- Born: 1 December 1971 (age 54) Bogra, East Pakistan, Pakistan
- Allegiance: Bangladesh
- Branch: Bangladesh Army Border Guard Bangladesh
- Service years: 09 June 1992 - 30 November 2024
- Rank: Colonel
- Unit: East Bengal Regiment
- Commands: Sector Commander of BGB; Additional Director(Operation) of Rapid Action Battalion; CO of President Guard Regiment; CO of RAB - 7; CO of RAB - 11; CO of RAB - 5; CO of 16th East Bengal Regiment;
- Known for: Specially Designated Nationals;
- Conflicts: UNAMSIL UNMIS
- Police career
- Unit: Rapid Action Battalion
- Allegiance: Bangladesh
- Branch: Bangladesh Police
- Service years: 2012–2018
- Rank: Additional Director General
- Awards: BPM (BAR)

= Mohammad Anwar Latif Khan =

Bangladeshi military officer (born 1971)

Mohammad Anwar Latif Khan BPM(BAR) psc is a retired Bangladesh Army colonel and former sector commander of Border Guard Bangladesh in Rajshahi. He is the former additional director general (operations) at the Rapid Action Battalion (RAB), an elite multi-service unit of the Bangladesh Police, and oversaw crackdowns on Islamist militants. He has been sanctioned by the United States for his activities in RAB. He had previously commanded RAB-5, RAB-7, and RAB-11.

== Early life ==

Khan was born on 1 December 1971 in Bogra District, Rajshahi Division, East Pakistan (now Bangladesh).

== Career ==
Khan received his commission in the Bangladesh Army on 9 June 1992 as part of the 26th Bangladesh Military Academy long course. He served in various units of the East Bengal Regiment and the President Guard Regiment. He also served in the 24th Infantry Division. He served in the United Nations Mission in Sierra Leone and the United Nations Mission in Sudan.

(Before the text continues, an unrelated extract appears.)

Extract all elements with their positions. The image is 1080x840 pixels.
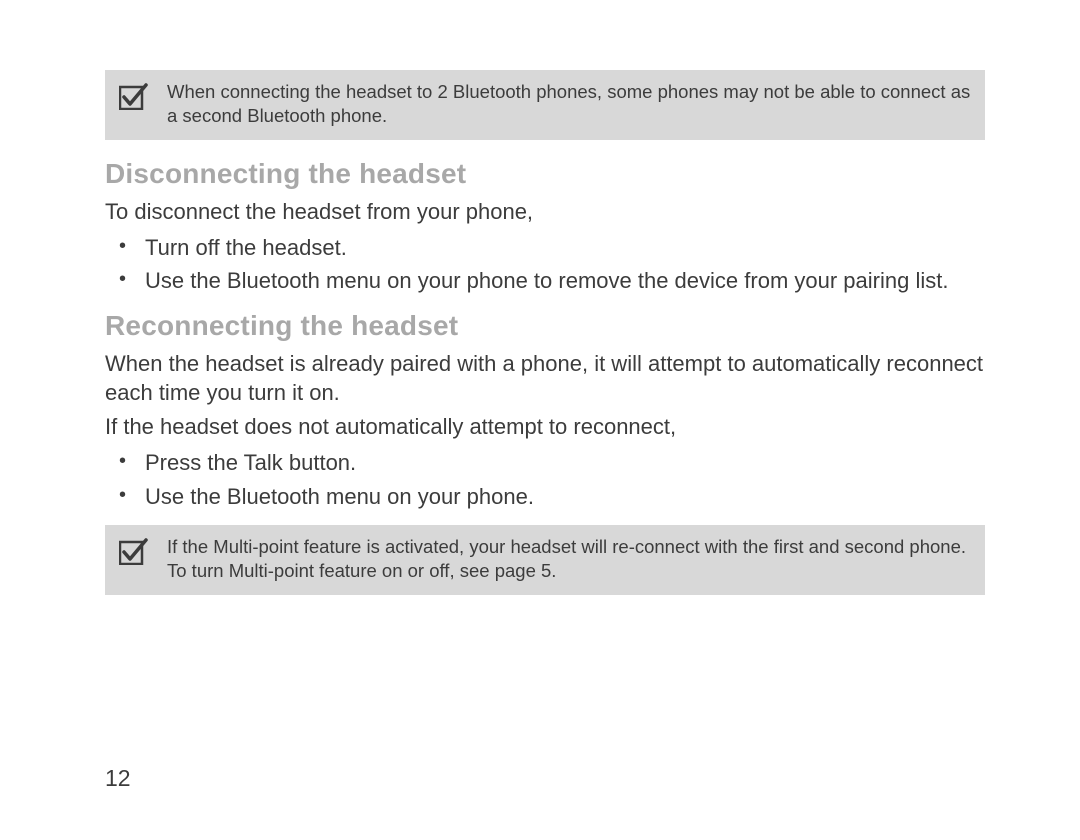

Khan served as the commanding officer (CO) of Rapid Action Battalion-7, based in Chittagong, in 2012.

Khan served as the commanding officer (CO) of Rapid Action Battalion-5 in Rajshahi in 2013–2014. He led raids against Islami Chhatra Shibir in 2013 and recovered weapons from their dorms.

On 8 March 2015, Khan was appointed the commanding officer (CO) of Rapid Action Battalion-11, based in Narayanganj. He replaced Lieutenant Colonel Tareque Sayeed Mohammad, who was dismissed from service for his role in the seven murders of the Narayanganj, a case of extrajudicial killing in which Tareque would later be convicted. He worked on improving the image of the force in Narayanganj, which had been damaged by the seven extrajudicial killings. He oversaw the investigation into the death of Tanwir Muhammad Taqi.

Khan was appointed additional director general (operations) at the Rapid Action Battalion on 28 April 2016. He was on deputation from the Bangladesh Army. He replaced Ziaul Ahsan, who had been promoted to brigadier general and made the director of the National Security Intelligence. He briefed the media following a RAB operation on 22 March 2017 in Dhaka that resulted in the arrest of five members of the militant Jamaat-ul-Mujahideen Bangladesh. In November 2017, he led operations when three alleged militants were killed in a shootout with RAB ahead of a visit by Pope Francis to Bangladesh. In 2019, he was awarded the Bangladesh Police Medal.

Khan left his post of additional director general (operations) at the Rapid Action Battalion on 17 September 2018 and was succeeded by Colonel Mohammad Jahangir Alam.

After the fall of the Sheikh Hasina-led Awami League government, Khan was detained and charged with crimes against humanity at the International Crimes Tribunal-1.

== U.S. sanctions ==
On 10 December 2021, the U.S. Department of the Treasury placed sanctions on Alam and added him to its Specially Designated Nationals (SDN) list under the Global Magnitsky Act for engaging in serious human rights abuses relating to his tenure at RAB, including the killing of Ekramul Haque.